Ray: That's absolutely key and essential in science discovery, although sometimes I've wondered if there's room for the unexpected in NASA planning.
Atlas: Well, let me just give my opinion, and then Mous can weigh in. I think the key to excellent management is to leave the door open for these opportunities. If you take a very narrow look at a new observing system or any other research line and don't allow for the possibility, then we're really shortchanging the public on their investment. By keeping the door open, by enabling the research that allows new findings like this, is where we get such tremendous advances in our science.
Chahine: Yes, this has been in the tradition of NASA. For example, we had Voyager interplanetary mission. Now it's astrophysics. It left the solar system looking at the interplanetary, beyond the planets and the rest of the universe. So NASA took a mission that was for planetary science. After a while, the information we were getting from it allowed us to apply it to something else. Likewise, AIRS was supposed to be weather, maybe hydrology, but we have managed to extract much more than this, and NASA supports us.
What we have done with AIRS is to show that this sounder is a versatile instrument. It's not only for weather; it is climate, it is composition, all three in one, and we showed how the complementary nature of the information you get from weather, climate, and composition work together.
Ray: Bob, can you tell me what the overall session was about, the overall conference, I guess?
Atlas: Well, the conference itself, we like to highlight new observing systems, new technologies, also new uses of technologies that we have, also highlighting how to best assimilate these data into models, and also we highlight experiments to assess the value of the different observing systems and also to assess the value of new ideas through simulation experiments.
Ray: About how many presentations are at the conference?
Atlas: This year we had a substantial increase in the number of presentations. In a typical year, it exceeds a hundred. There were over two hundred at this conference.
Ray: Who will use these results now, or is this just so cutting-edge that mostly just AIRS science team personnel are being able to work with it?
Chahine: Carbon dioxide is being used right now in a variety of studies. One is correlate the carbon dioxide with El Niño, La Niña. Both have a tremendous impact, El Niño in particular, on the distribution of carbon dioxide, can we see it, and we do see it.
Another one is to look at what they call the Madden-Julian oscillation. It's one of the cycles in atmospheric weather climate that has a great impact on rain, precipitation worldwide, and we are able to track it, looking at the carbon dioxide. The point here is that carbon dioxide is a conserved quantity. It's not like water vapor. It evaporates, precipitates, rains. Carbon dioxide stays as carbon dioxide, so you can track it, see where it went, and see how you can use it to understand the various cycles, weather system in the Earth atmosphere. Of course, the data we have eventually will go into a carbon dioxide transport model like the ones we have at Goddard, we have at NCAR, and see how can we predict the sources and the sinks of carbon dioxide, understand study of the carbon cycle.
Atlas: That's a perfect answer. [laughter] I can't add anything to that.
Ray: Then just the last question—is the overall goal here to help us better forecast, better predict the changing climate?
Chahine: Yes.
Atlas: Better understand.
Chahine: Understanding.
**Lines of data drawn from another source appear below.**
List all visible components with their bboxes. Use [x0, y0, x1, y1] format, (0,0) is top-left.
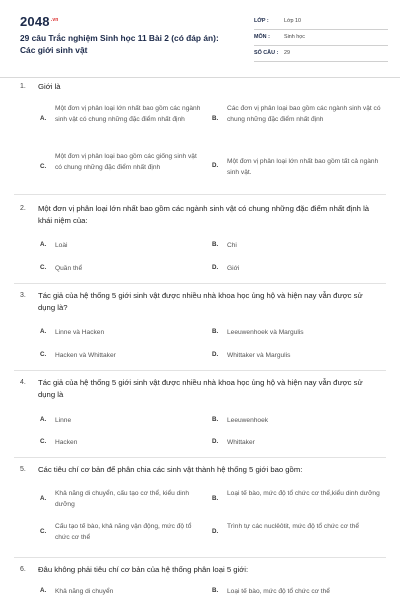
option-letter: C.: [40, 528, 47, 535]
option-letter: A.: [40, 241, 47, 248]
question-number: 5.: [20, 466, 26, 473]
question-divider: [14, 194, 386, 195]
logo-suffix: .vn: [50, 16, 59, 23]
option-text: Whittaker và Margulis: [227, 352, 291, 359]
question-text: Tác giả của hệ thống 5 giới sinh vật được nhiều nhà khoa học ủng hộ và hiện nay vẫn được sử dụng là?: [38, 291, 363, 312]
option-text: Hacken: [55, 439, 78, 446]
logo-text: 2048: [20, 14, 50, 29]
option-letter: B.: [212, 495, 219, 502]
question-text: Giới là: [38, 82, 61, 91]
option-text: Leeuwenhoek: [227, 417, 269, 424]
question-divider: [14, 283, 386, 284]
question-number: 6.: [20, 566, 26, 573]
option-letter: A.: [40, 328, 47, 335]
meta-row-class: [254, 14, 388, 30]
option-text: Loài: [55, 242, 68, 249]
option-text: Một đơn vị phân loại lớn nhất bao gồm tất cả ngành sinh vật.: [227, 158, 379, 176]
option-text: Một đơn vị phân loại bao gồm các giống sinh vật có chung những đặc điểm nhất định: [55, 153, 197, 171]
question-divider: [14, 557, 386, 558]
option-text: Hacken và Whittaker: [55, 352, 116, 359]
option-letter: D.: [212, 528, 219, 535]
option-letter: B.: [212, 115, 219, 122]
option-letter: C.: [40, 351, 47, 358]
meta-key: SỐ CÂU :: [254, 50, 279, 56]
option-text: Leeuwenhoek và Margulis: [227, 329, 304, 336]
option-letter: D.: [212, 162, 219, 169]
option-letter: A.: [40, 587, 47, 594]
option-letter: B.: [212, 241, 219, 248]
option-text: Linne và Hacken: [55, 329, 105, 336]
question-text: Đâu không phải tiêu chí cơ bản của hệ thống phân loại 5 giới:: [38, 565, 249, 574]
meta-row-count: [254, 46, 388, 62]
option-letter: D.: [212, 264, 219, 271]
option-text: Quần thể: [55, 265, 83, 272]
site-logo[interactable]: [20, 14, 59, 29]
option-text: Giới: [227, 265, 240, 272]
option-letter: A.: [40, 416, 47, 423]
option-text: Chi: [227, 242, 237, 249]
option-text: Linne: [55, 417, 72, 424]
meta-key: LỚP :: [254, 18, 269, 24]
question-text: Một đơn vị phân loại lớn nhất bao gồm các ngành sinh vật có chung những đặc điểm nhất định là khái niệm của:: [38, 204, 370, 225]
option-text: Cấu tạo tế bào, khả năng vận động, mức độ tổ chức cơ thể: [55, 523, 192, 541]
meta-value: 29: [284, 50, 290, 56]
option-text: Một đơn vị phân loại lớn nhất bao gồm các ngành sinh vật có chung những đặc điểm nhất định: [55, 105, 201, 123]
option-letter: B.: [212, 587, 219, 594]
question-divider: [14, 457, 386, 458]
option-letter: B.: [212, 328, 219, 335]
question-text: Tác giả của hệ thống 5 giới sinh vật được nhiều nhà khoa học ủng hộ và hiện nay vẫn được sử dụng là: [38, 378, 363, 399]
meta-value: Sinh học: [284, 34, 305, 40]
option-letter: A.: [40, 495, 47, 502]
option-text: Loại tế bào, mức độ tổ chức cơ thể: [227, 588, 330, 595]
option-letter: D.: [212, 351, 219, 358]
option-text: Khả năng di chuyển, cấu tạo cơ thể, kiểu dinh dưỡng: [55, 490, 190, 508]
option-text: Khả năng di chuyển: [55, 588, 114, 595]
question-number: 1.: [20, 83, 26, 90]
meta-row-subject: [254, 30, 388, 46]
option-text: Loại tế bào, mức độ tổ chức cơ thể,kiểu dinh dưỡng: [227, 490, 380, 497]
meta-value: Lớp 10: [284, 18, 302, 24]
option-letter: D.: [212, 438, 219, 445]
option-letter: B.: [212, 416, 219, 423]
option-letter: C.: [40, 163, 47, 170]
meta-key: MÔN :: [254, 34, 270, 40]
question-divider: [14, 370, 386, 371]
question-number: 3.: [20, 292, 26, 299]
option-text: Các đơn vị phân loại bao gồm các ngành sinh vật có chung những đặc điểm nhất định: [227, 105, 381, 123]
document-header: [0, 0, 400, 78]
document-title: 29 câu Trắc nghiệm Sinh học 11 Bài 2 (có đáp án): Các giới sinh vật: [20, 33, 219, 55]
option-letter: C.: [40, 438, 47, 445]
option-letter: A.: [40, 115, 47, 122]
question-text: Các tiêu chí cơ bản để phân chia các sinh vật thành hệ thống 5 giới bao gồm:: [38, 465, 303, 474]
option-text: Trình tự các nuclêôtit, mức độ tổ chức cơ thể: [227, 523, 360, 530]
option-text: Whittaker: [227, 439, 255, 446]
question-number: 4.: [20, 379, 26, 386]
question-number: 2.: [20, 205, 26, 212]
option-letter: C.: [40, 264, 47, 271]
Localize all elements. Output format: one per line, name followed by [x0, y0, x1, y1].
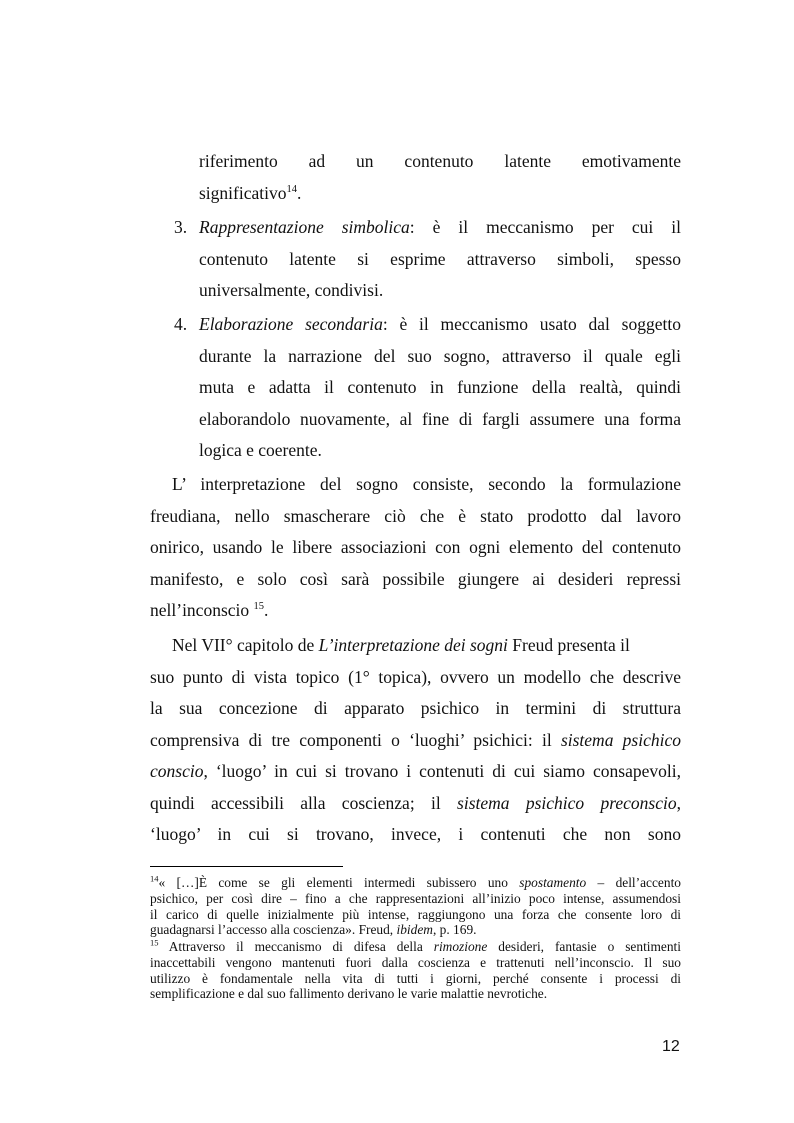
footnote-mark: 14	[150, 873, 159, 884]
list-number: 4.	[174, 314, 188, 334]
list-item-continuation: riferimento ad un contenuto latente emotivamente significativo$^{14}$.	[199, 151, 681, 203]
list-item-4: 4. Elaborazione secondaria: è il meccanismo usato dal soggetto durante la narrazione del suo sogno, attraverso il quale egli muta e adatta il contenuto in funzione della realtà, quindi elaborandolo nuovamente, al fine di fargli assumere una forma logica e coerente.	[199, 309, 681, 467]
list-term: Elaborazione secondaria	[199, 314, 383, 334]
footnote-separator	[150, 866, 343, 867]
list-item-3: 3. Rappresentazione simbolica: è il meccanismo per cui il contenuto latente si esprime attraverso simboli, spesso universalmente, condivisi.	[199, 212, 681, 307]
book-title: L’interpretazione dei sogni	[318, 635, 508, 655]
body-paragraph-topica: Nel VII° capitolo de L’interpretazione dei sogni Freud presenta il suo punto di vista topico (1° topica), ovvero un modello che descrive la sua concezione di apparato psichico in termini di struttura comprensiva di tre componenti o ‘luoghi’ psichici: il sistema psichico conscio, ‘luogo’ in cui si trovano i contenuti di cui siamo consapevoli, quindi accessibili alla coscienza; il sistema psichico preconscio, ‘luogo’ in cui si trovano, invece, i contenuti che non sono	[150, 635, 682, 844]
footnote-ref-15[interactable]: 15	[253, 601, 265, 613]
footnote-14: $^{14}$« […]È come se gli elementi intermedi subissero uno spostamento – dell’accento psichico, per così dire – fino a che rappresentazioni all’inizio poco intense, assumendosi il carico di quelle inizialmente più intense, raggiungono una forza che consente loro di guadagnarsi l’accesso alla coscienza». Freud, ibidem, p. 169.	[150, 873, 681, 938]
list-term: Rappresentazione simbolica	[199, 217, 410, 237]
footnote-mark: 15	[150, 937, 159, 948]
list-number: 3.	[174, 217, 188, 237]
page-number: 12	[662, 1038, 680, 1055]
footnote-ref-14[interactable]: 14	[286, 183, 297, 195]
footnote-15: $^{15}$ Attraverso il meccanismo di difesa della rimozione desideri, fantasie o sentimenti inaccettabili vengono mantenuti fuori dalla coscienza e trattenuti nell’inconscio. Il suo utilizzo è fondamentale nella vita di tutti i giorni, perché consente i processi di semplificazione e dal suo fallimento derivano le varie malattie nevrotiche.	[150, 937, 681, 1002]
body-paragraph-interpretation: L’ interpretazione del sogno consiste, secondo la formulazione freudiana, nello smascherare ciò che è stato prodotto dal lavoro onirico, usando le libere associazioni con ogni elemento del contenuto manifesto, e solo così sarà possibile giungere ai desideri repressi nell’inconscio $^{15}$.	[150, 474, 681, 620]
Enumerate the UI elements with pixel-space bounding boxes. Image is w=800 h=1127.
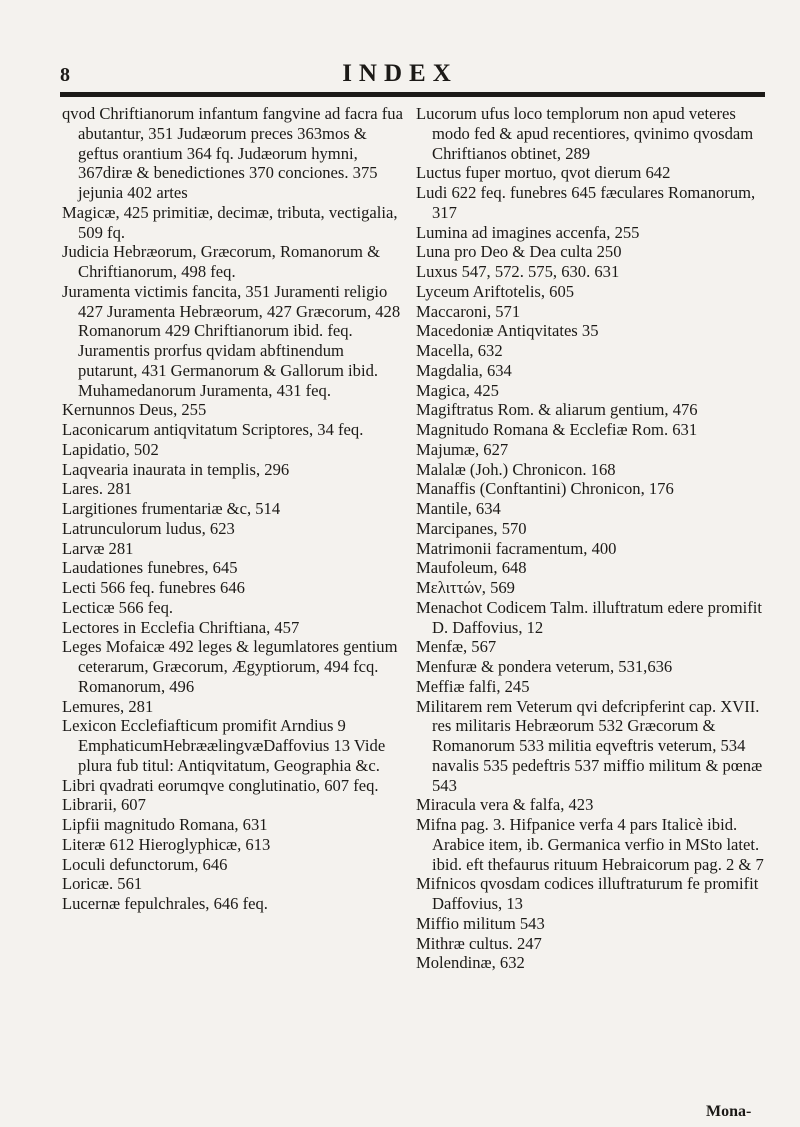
index-entry: Militarem rem Veterum qvi defcripferint cap. XVII. res militaris Hebræorum 532 Græcorum & Romanorum 533 militia eqveftris veterum, 534 navalis 535 pedeftris 537 miffio militum & pœnæ 543: [416, 696, 763, 795]
index-entry: Molendinæ, 632: [416, 953, 525, 973]
index-entry: Meffiæ falfi, 245: [416, 676, 530, 696]
index-entry: Mantile, 634: [416, 499, 501, 518]
index-entry: Juramenta victimis fancita, 351 Juramenti religio 427 Juramenta Hebræorum, 427 Græcorum, 428 Romanorum 429 Chriftianorum ibid. feq. Juramentis prorfus qvidam abftinendum putarunt, 431 Germanorum & Gallorum ibid. Muhamedanorum Juramenta, 431 feq.: [62, 281, 401, 400]
index-entry: Miracula vera & falfa, 423: [416, 795, 594, 815]
running-head: INDEX: [342, 60, 458, 87]
index-entry: Mifna pag. 3. Hifpanice verfa 4 pars Italicè ibid. Arabice item, ib. Germanica verfio in MSto latet. ibid. eft thefaurus rituum Hebraicorum pag. 2 & 7: [416, 815, 764, 874]
index-entry: Magnitudo Romana & Ecclefiæ Rom. 631: [416, 420, 698, 439]
header-rule: [60, 92, 765, 97]
catchword: Mona-: [706, 1103, 752, 1120]
index-entry: Menfæ, 567: [416, 637, 497, 657]
index-entry: Maccaroni, 571: [416, 301, 521, 321]
index-entry: Libri qvadrati eorumqve conglutinatio, 607 feq.: [62, 775, 379, 795]
index-entry: Luxus 547, 572. 575, 630. 631: [416, 262, 620, 281]
index-entry: Matrimonii facramentum, 400: [416, 538, 617, 558]
index-entry: Largitiones frumentariæ &c, 514: [62, 499, 281, 518]
index-entry: Malalæ (Joh.) Chronicon. 168: [416, 459, 616, 479]
index-entry: Ludi 622 feq. funebres 645 fæculares Romanorum, 317: [416, 183, 756, 222]
index-entry: Lares. 281: [62, 479, 133, 499]
index-entry: Judicia Hebræorum, Græcorum, Romanorum & Chriftianorum, 498 feq.: [62, 242, 380, 281]
index-entry: Mifnicos qvosdam codices illuftraturum fe promifit Daffovius, 13: [416, 874, 759, 913]
index-entry: qvod Chriftianorum infantum fangvine ad facra fua abutantur, 351 Judæorum preces 363mos & geftus orantium 364 fq. Judæorum hymni, 367diræ & benedictiones 370 conciones. 375 jejunia 402 artes: [62, 104, 403, 202]
index-entry: Laudationes funebres, 645: [62, 558, 238, 578]
index-entry: Kernunnos Deus, 255: [62, 400, 207, 420]
index-entry: Magicæ, 425 primitiæ, decimæ, tributa, vectigalia, 509 fq.: [62, 202, 398, 242]
index-entry: Miffio militum 543: [416, 913, 545, 933]
index-entry: Laconicarum antiqvitatum Scriptores, 34 feq.: [62, 420, 364, 439]
page-number: 8: [60, 64, 70, 86]
index-entry: Magica, 425: [416, 380, 499, 400]
index-entry: Macedoniæ Antiqvitates 35: [416, 321, 599, 341]
index-entry: Lyceum Ariftotelis, 605: [416, 281, 575, 301]
index-entry: Loculi defunctorum, 646: [62, 854, 228, 874]
index-entry: Literæ 612 Hieroglyphicæ, 613: [62, 834, 271, 854]
index-entry: Lapidatio, 502: [62, 439, 159, 459]
index-entry: Μελιττών, 569: [416, 578, 515, 597]
index-entry: Lucorum ufus loco templorum non apud veteres modo fed & apud recentiores, qvinimo qvosdam Chriftianos obtinet, 289: [416, 104, 754, 163]
index-entry: Larvæ 281: [62, 538, 134, 558]
index-entry: Lucernæ fepulchrales, 646 feq.: [62, 894, 268, 913]
index-entry: Menachot Codicem Talm. illuftratum edere promifit D. Daffovius, 12: [416, 597, 762, 637]
index-column-right: [416, 104, 776, 973]
index-entry: Magdalia, 634: [416, 360, 512, 380]
index-column-left: [62, 104, 407, 914]
index-entry: Lipfii magnitudo Romana, 631: [62, 815, 268, 834]
index-entry: Librarii, 607: [62, 795, 146, 815]
index-entry: Maufoleum, 648: [416, 558, 527, 578]
index-entry: Menfuræ & pondera veterum, 531,636: [416, 657, 673, 676]
index-entry: Majumæ, 627: [416, 439, 509, 459]
index-entry: Latrunculorum ludus, 623: [62, 518, 235, 538]
index-entry: Lectores in Ecclefia Chriftiana, 457: [62, 617, 300, 637]
index-entry: Lemures, 281: [62, 696, 154, 716]
index-entry: Lecticæ 566 feq.: [62, 597, 174, 617]
index-entry: Lecti 566 feq. funebres 646: [62, 578, 245, 597]
index-entry: Magiftratus Rom. & aliarum gentium, 476: [416, 400, 698, 420]
index-entry: Lumina ad imagines accenfa, 255: [416, 222, 640, 242]
index-entry: Manaffis (Conftantini) Chronicon, 176: [416, 479, 674, 499]
index-entry: Loricæ. 561: [62, 874, 143, 894]
index-entry: Marcipanes, 570: [416, 518, 527, 538]
index-entry: Lexicon Ecclefiafticum promifit Arndius 9 EmphaticumHebræælingvæDaffovius 13 Vide plura fub titul: Antiqvitatum, Geographia &c.: [62, 716, 386, 775]
index-entry: Laqvearia inaurata in templis, 296: [62, 459, 290, 479]
index-entry: Luctus fuper mortuo, qvot dierum 642: [416, 163, 671, 183]
index-entry: Macella, 632: [416, 341, 503, 360]
index-entry: Leges Mofaicæ 492 leges & legumlatores gentium ceterarum, Græcorum, Ægyptiorum, 494 fcq. Romanorum, 496: [62, 637, 398, 696]
index-entry: Mithræ cultus. 247: [416, 933, 542, 953]
index-entry: Luna pro Deo & Dea culta 250: [416, 242, 622, 262]
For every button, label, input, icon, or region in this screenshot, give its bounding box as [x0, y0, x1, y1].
Validate the qualities of the numerical models we have, how well do they work. We have now a tracer, and the tracer can tell us how things are moving. Do we see them in the model?
Atlas: In fact, this is the way we improve the models, by having detailed observations of what really exists in nature, comparing the models to these processes and features, and then improving the models to be able to represent them better. So, understanding of weather processes, understanding of climate, and using it to improve the models that we use in both monitoring and prediction.
Ray: Wonderful. Thank you both very much.